Q: What is homeshare?
Homeshare is a very simple idea. It is essentially an exchange of services. A householder offers accommodation to a homesharer in exchange for an agreed level of help. The householder may need help with the household tasks, or some financial support, or a combination of both. Homeshare recognises that two people have needs and something to offer.
Homeshare programmes are run by not-for-profit agencies which:
- aim to meet identified needs within their own communities;
- provide guidelines for the operation of the programme;
- manage the applications process. Often they screen applicants, match them individually and provide support.
No two homeshare programmes are exactly alike, but there are many common threads:
- many homeshare programmes aim to enable older people to remain independent in their own homes by finding a homesharer willing to offer support or a modest income;
- many programmes have been set up to meet the accommodation needs of students in places where accommodation is scarce or expensive;
- some homeshare programmes have been set up to promote solidarity between older and younger generations;
some homeshare programmes cater for the needs of disabled people.

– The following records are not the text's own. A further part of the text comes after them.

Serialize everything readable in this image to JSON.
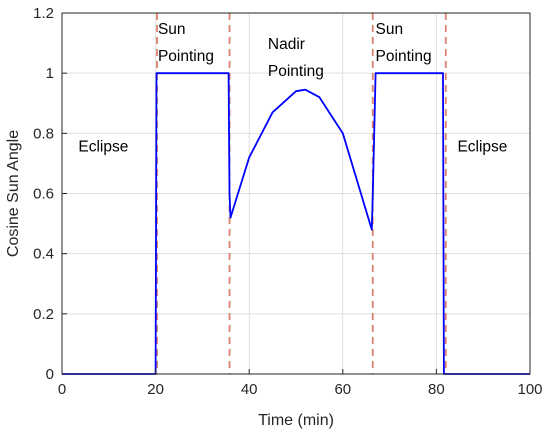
{
  "chart_data": {
    "type": "line",
    "xlabel": "Time (min)",
    "ylabel": "Cosine Sun Angle",
    "xlim": [
      0,
      100
    ],
    "ylim": [
      0,
      1.2
    ],
    "xticks": [
      "0",
      "20",
      "40",
      "60",
      "80",
      "100"
    ],
    "yticks": [
      "0",
      "0.2",
      "0.4",
      "0.6",
      "0.8",
      "1",
      "1.2"
    ],
    "grid": true,
    "series": [
      {
        "color": "#0000ff",
        "x": [
          0,
          20,
          20.2,
          21,
          35.6,
          35.8,
          36,
          40,
          45,
          50,
          52,
          55,
          60,
          66.2,
          66.4,
          67,
          81.4,
          81.6,
          82,
          100
        ],
        "y": [
          0,
          0,
          1,
          1,
          1,
          0.6,
          0.52,
          0.72,
          0.87,
          0.94,
          0.945,
          0.92,
          0.8,
          0.48,
          0.6,
          1,
          1,
          0,
          0,
          0
        ]
      }
    ],
    "event_lines": {
      "color": "#d9836b",
      "x": [
        20.3,
        35.8,
        66.4,
        82
      ]
    },
    "annotations": [
      {
        "lines": [
          "Eclipse"
        ],
        "x": 3.5,
        "y": 0.74
      },
      {
        "lines": [
          "Sun",
          "Pointing"
        ],
        "x": 20.5,
        "y": 1.13,
        "line2_y": 1.04
      },
      {
        "lines": [
          "Nadir",
          "Pointing"
        ],
        "x": 44,
        "y": 1.08,
        "line2_y": 0.99
      },
      {
        "lines": [
          "Sun",
          "Pointing"
        ],
        "x": 67,
        "y": 1.13,
        "line2_y": 1.04
      },
      {
        "lines": [
          "Eclipse"
        ],
        "x": 84.5,
        "y": 0.74
      }
    ]
  }
}
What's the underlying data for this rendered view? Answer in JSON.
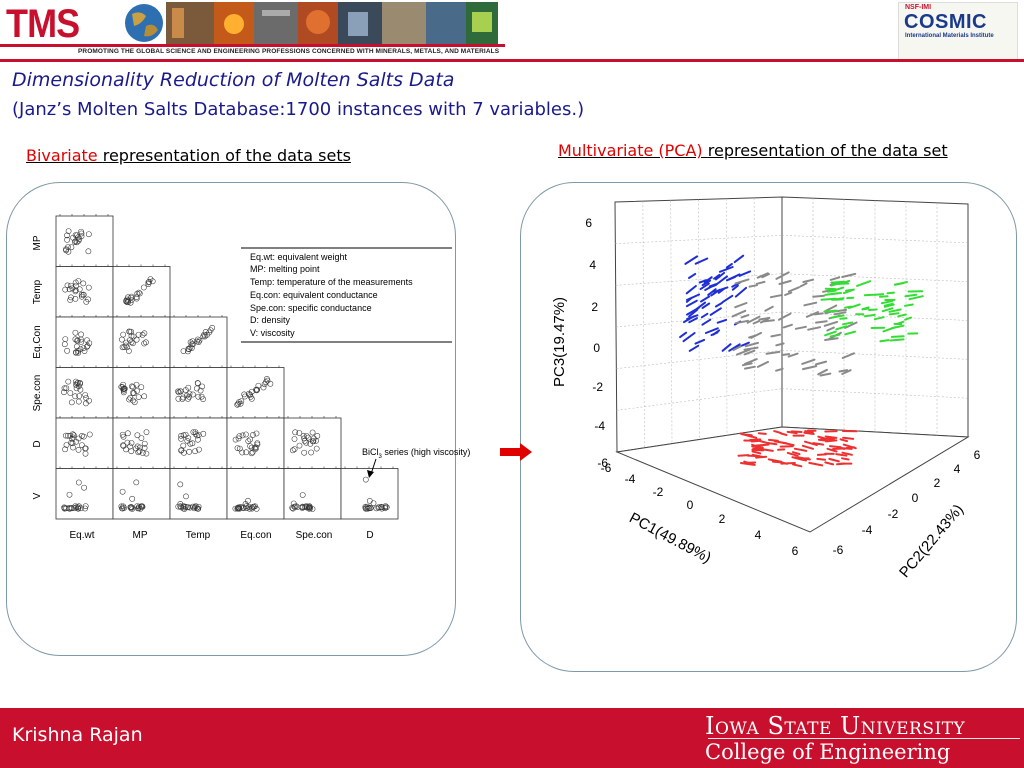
{
  "header": {
    "logo": "TMS",
    "tagline": "Promoting the global science and engineering professions concerned with minerals, metals, and materials",
    "partner_top": "NSF-IMI",
    "partner_name": "COSMIC",
    "partner_sub": "International Materials Institute"
  },
  "title": {
    "line1": "Dimensionality Reduction of Molten Salts Data",
    "line2": "(Janz’s Molten Salts Database:1700 instances with 7 variables.)"
  },
  "bivariate": {
    "heading_red": "Bivariate ",
    "heading_rest": "representation of the data sets",
    "row_labels": [
      "MP",
      "Temp",
      "Eq.Con",
      "Spe.con",
      "D",
      "V"
    ],
    "col_labels": [
      "Eq.wt",
      "MP",
      "Temp",
      "Eq.con",
      "Spe.con",
      "D"
    ],
    "legend": [
      "Eq.wt: equivalent weight",
      "MP: melting point",
      "Temp: temperature of the measurements",
      "Eq.con: equivalent conductance",
      "Spe.con: specific conductance",
      "D: density",
      "V: viscosity"
    ],
    "annotation_prefix": "BiCl",
    "annotation_sub": "3",
    "annotation_suffix": " series (high viscosity)"
  },
  "multivariate": {
    "heading_red": "Multivariate (PCA) ",
    "heading_rest": "representation of the data set",
    "z_label": "PC3(19.47%)",
    "x_label": "PC1(49.89%)",
    "y_label": "PC2(22.43%)",
    "z_ticks": [
      "6",
      "4",
      "2",
      "0",
      "-2",
      "-4",
      "-6"
    ],
    "x_ticks": [
      "-6",
      "-4",
      "-2",
      "0",
      "2",
      "4",
      "6"
    ],
    "y_ticks": [
      "-6",
      "-4",
      "-2",
      "0",
      "2",
      "4",
      "6"
    ],
    "cluster_colors": {
      "blue": "#1f2fd6",
      "gray": "#8a8a8a",
      "green": "#33dd33",
      "red": "#ee3030"
    }
  },
  "footer": {
    "name": "Krishna Rajan",
    "university": "Iowa State University",
    "college": "College of Engineering"
  },
  "colors": {
    "brand_red": "#c8102e",
    "title_blue": "#1a1a8c",
    "panel_border": "#7f99a8"
  }
}
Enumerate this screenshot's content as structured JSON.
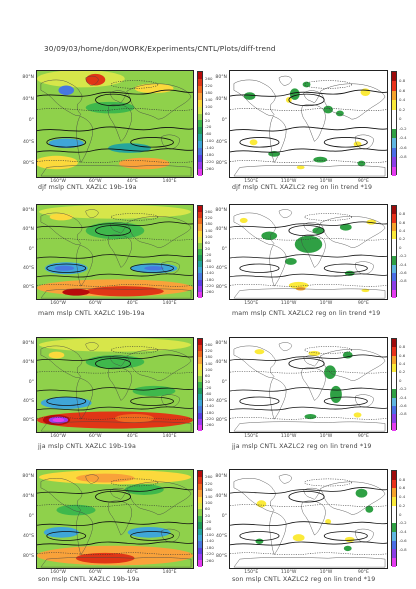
{
  "header": {
    "path": "30/09/03/home/don/WORK/Experiments/CNTL/Plots/diff-trend"
  },
  "lat_labels": [
    "80°N",
    "40°N",
    "0°",
    "40°S",
    "80°S"
  ],
  "lon_labels_left": [
    "160°W",
    "60°W",
    "40°E",
    "140°E"
  ],
  "lon_labels_right": [
    "150°E",
    "110°W",
    "10°W",
    "90°E"
  ],
  "left_colorbar": {
    "labels": [
      "260",
      "220",
      "180",
      "140",
      "100",
      "60",
      "20",
      "-20",
      "-60",
      "-100",
      "-140",
      "-180",
      "-220",
      "-260"
    ],
    "colors": [
      "#b80b0b",
      "#e03616",
      "#f06a1e",
      "#f9a23a",
      "#fbd93c",
      "#d7e64a",
      "#8fd14b",
      "#3fb84c",
      "#1f9c5a",
      "#25a59d",
      "#3fa6d8",
      "#4878e0",
      "#5a3fe3",
      "#9b3cf0",
      "#e23cef"
    ]
  },
  "right_colorbar": {
    "labels": [
      "0.8",
      "0.6",
      "0.4",
      "0.2",
      "0",
      "-0.2",
      "-0.4",
      "-0.6",
      "-0.8"
    ],
    "colors": [
      "#9e0b0b",
      "#e9321a",
      "#f6a32b",
      "#fbea3a",
      "#ffffff",
      "#ffffff",
      "#2fa044",
      "#5fb6e0",
      "#4a6de6",
      "#8a3de6",
      "#e33cef"
    ]
  },
  "panels_left": [
    {
      "caption": "djf mslp CNTL XAZLC 19b-19a"
    },
    {
      "caption": "mam mslp CNTL XAZLC 19b-19a"
    },
    {
      "caption": "jja mslp CNTL XAZLC 19b-19a"
    },
    {
      "caption": "son mslp CNTL XAZLC 19b-19a"
    }
  ],
  "panels_right": [
    {
      "caption": "djf mslp CNTL XAZLC2 reg on lin trend *19"
    },
    {
      "caption": "mam mslp CNTL XAZLC2 reg on lin trend *19"
    },
    {
      "caption": "jja mslp CNTL XAZLC2 reg on lin trend *19"
    },
    {
      "caption": "son mslp CNTL XAZLC2 reg on lin trend *19"
    }
  ]
}
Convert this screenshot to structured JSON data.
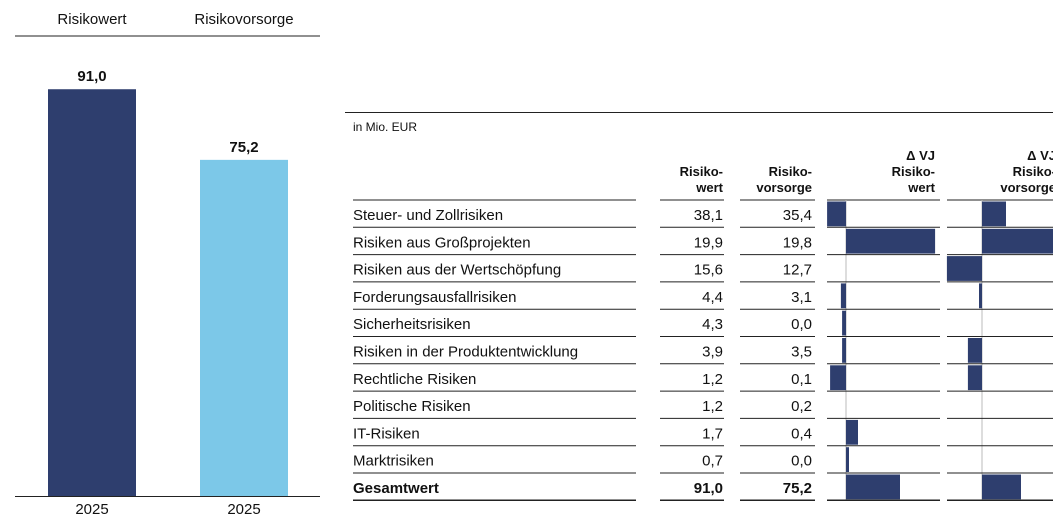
{
  "chart_data": {
    "type": "bar",
    "names": [
      "Risikowert",
      "Risikovorsorge"
    ],
    "categories": [
      "2025",
      "2025"
    ],
    "values": [
      91.0,
      75.2
    ],
    "value_labels": [
      "91,0",
      "75,2"
    ],
    "colors": [
      "#2e3e6e",
      "#7cc8e8"
    ],
    "ylim": [
      0,
      100
    ]
  },
  "table": {
    "unit": "in Mio. EUR",
    "headers": [
      [
        "Risiko-",
        "wert"
      ],
      [
        "Risiko-",
        "vorsorge"
      ],
      [
        "Δ VJ",
        "Risiko-",
        "wert"
      ],
      [
        "Δ VJ",
        "Risiko-",
        "vorsorge"
      ]
    ],
    "delta_color": "#2e3e6e",
    "rows": [
      {
        "label": "Steuer- und Zollrisiken",
        "risikowert": "38,1",
        "risikovorsorge": "35,4",
        "delta_risikowert": -6.3,
        "delta_risikovorsorge": 8.0
      },
      {
        "label": "Risiken aus Großprojekten",
        "risikowert": "19,9",
        "risikovorsorge": "19,8",
        "delta_risikowert": 29.7,
        "delta_risikovorsorge": 25.0
      },
      {
        "label": "Risiken aus der Wertschöpfung",
        "risikowert": "15,6",
        "risikovorsorge": "12,7",
        "delta_risikowert": 0,
        "delta_risikovorsorge": -11.7
      },
      {
        "label": "Forderungsausfallrisiken",
        "risikowert": "4,4",
        "risikovorsorge": "3,1",
        "delta_risikowert": -1.7,
        "delta_risikovorsorge": -1.0
      },
      {
        "label": "Sicherheitsrisiken",
        "risikowert": "4,3",
        "risikovorsorge": "0,0",
        "delta_risikowert": -1.3,
        "delta_risikovorsorge": 0
      },
      {
        "label": "Risiken in der Produktentwicklung",
        "risikowert": "3,9",
        "risikovorsorge": "3,5",
        "delta_risikowert": -1.3,
        "delta_risikovorsorge": -4.7
      },
      {
        "label": "Rechtliche Risiken",
        "risikowert": "1,2",
        "risikovorsorge": "0,1",
        "delta_risikowert": -5.3,
        "delta_risikovorsorge": -4.7
      },
      {
        "label": "Politische Risiken",
        "risikowert": "1,2",
        "risikovorsorge": "0,2",
        "delta_risikowert": 0,
        "delta_risikovorsorge": 0
      },
      {
        "label": "IT-Risiken",
        "risikowert": "1,7",
        "risikovorsorge": "0,4",
        "delta_risikowert": 4.0,
        "delta_risikovorsorge": 0
      },
      {
        "label": "Marktrisiken",
        "risikowert": "0,7",
        "risikovorsorge": "0,0",
        "delta_risikowert": 1.0,
        "delta_risikovorsorge": 0
      },
      {
        "label": "Gesamtwert",
        "risikowert": "91,0",
        "risikovorsorge": "75,2",
        "delta_risikowert": 18.0,
        "delta_risikovorsorge": 13.0
      }
    ]
  }
}
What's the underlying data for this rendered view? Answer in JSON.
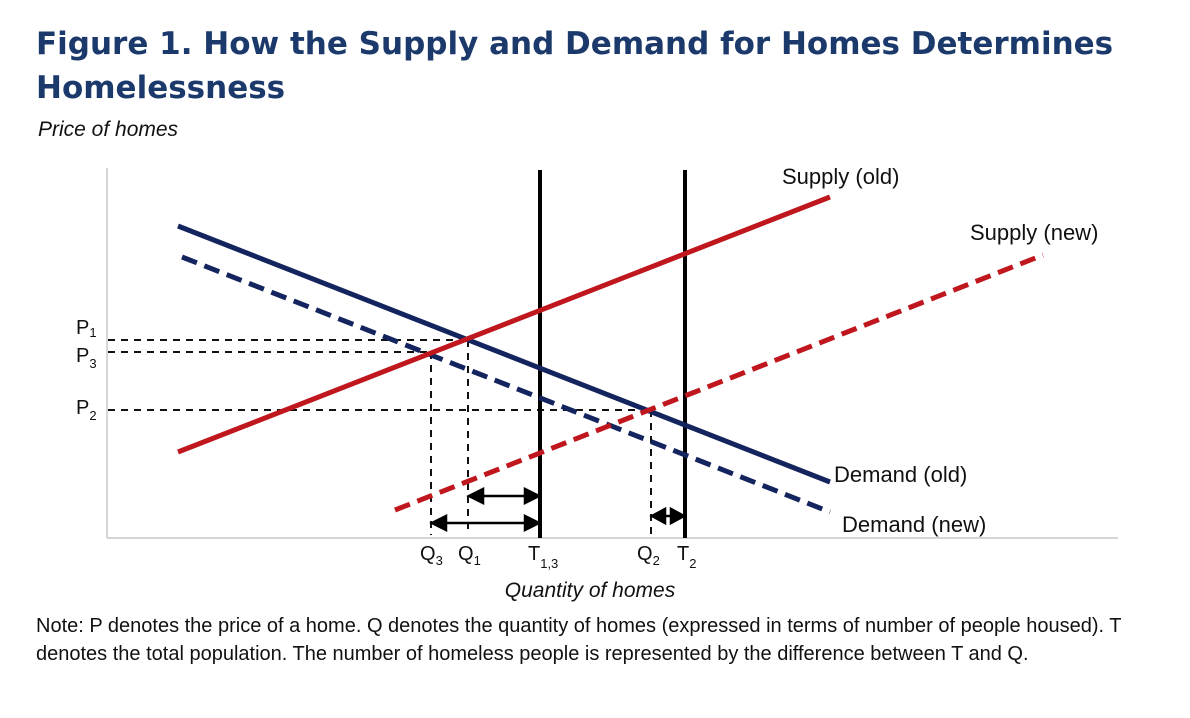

Q: What can homeshare offer?
Homeshare is a very flexible concept. It can meet many needs and be adapted to different countries, cultures and circumstances. Homesharing is already benefiting:
- elderly people
- disabled people
- single parents
- people who need additional income
- younger people, including students
- the community as a whole
For elderly people
Many older people live alone. They may find that family and friends are too far away to give the help, companionship and security they need. Some may find it a struggle to maintain their independence at home, yet do not want to move into alternative accommodation such as a care home. Even if they can survive alone, they may want a better quality of life in their own homes. Perhaps they need some additional income; perhaps they just want someone to share their lives.
The needs of elderly people vary, but some of the most common include:
- help with household tasks such as cooking, shopping, cleaning, gardening, and caring for pets
- companionship and friendship
- personal care – for those who are more dependent
- security – for example having someone in the house at night
- an additional source of income
The first homeshare match in London brought together an elderly lady who needed help to care for her dog and a young New Zealander
Homeshare protects the autonomy of elderly people. It builds self-esteem by reminding older people how much they have to give. And, given that most homesharers are younger people, it develops respect, empathy, and understanding between the generations.
For younger people
Younger people, with limited funds, often move to a new city – or country – to study or find work. Homesharing can offer:
low cost and secure accommodation
companionship, especially if they have no family or friends in their new home area
help to learn or practice a new language – and understand a different culture – if they have moved to a new country
Many younger people who take part in homeshare programmes have a particular empathy with older people. And who can put a value on the wisdom and experience of life imparted by an older person?
You can post a message on our Forum if you want to share your experiences of homesharing.
For single parents
For single parents, homesharing can provide help with expenses, childcare, and the security of having another adult in the home. A growing number of shared housing programmes in the United States are helping single parents find homesharers.
For people who need additional income
Homesharing can support people whose over-riding need is extra income. Older people receive little financial support in some countries where homeshare operates. In countries where pensions are better, some householders may still need additional income and the rent from a spare room can help.
For disabled people
Disabled people are increasingly living independent lives but many still welcome help in the home or the security of a live-in companion. Homesharing can support physically or mentally disabled people, either as a stand-alone service or as part of a package of care.
Homeshare is a simple idea with enormous potential to respond to many of today’s social trends – such as:
- the ageing population and the growth of one-person households
- the geographical dispersion of family units
- the rising numbers of younger people in higher education
- the growing prevalence of younger people studying and working in a foreign country
- the rise in the proportion of disabled people living in the community
- the rising numbers of single parent families
Because each Homeshare match is unique and personal to those involved, there are often hidden benefits where both parties gain much more than they expected.
Q: How does homeshare work?
Homeshare works along slightly different lines in different places.
All homesharers receive their own room in the householder’s home, plus shared use of the kitchen and bathroom and often the sitting room and garden as well. What they offer in exchange varies.
In many homeshare arrangements, the homesharer offers a service in exchange for accommodation.
- In England, most homesharers give ten hours of service per week to the householder.
- In some countries householders are quite independent and need only a little help, but do need some extra income. They may offer accommodation in exchange for rent or a combination of rent and services.
- In Germany and Austria, the younger homesharers give one hour of help per month for every square metre of their room, plus a small rent.
- In the Czech Republic, householders receive a combination of rent and services.
- In the USA, where homesharing is the most established of any country, arrangements are diverse. However, most programmes involve both a rental payment and a service exchange.
Some other approaches
In Spain, homeshare programmes are being run in universities where student accommodation is scarce. The underlying aims are to solve students’ accommodation problems and to promote solidarity between the generations at the same time. A clear distinction is made between elderly householders who are more independent (Type A matches) and those who need more care (Type B). However, Type B matches are rare. Student homesharers receive accommodation and, if they are caring for a dependent elderly person, a small payment.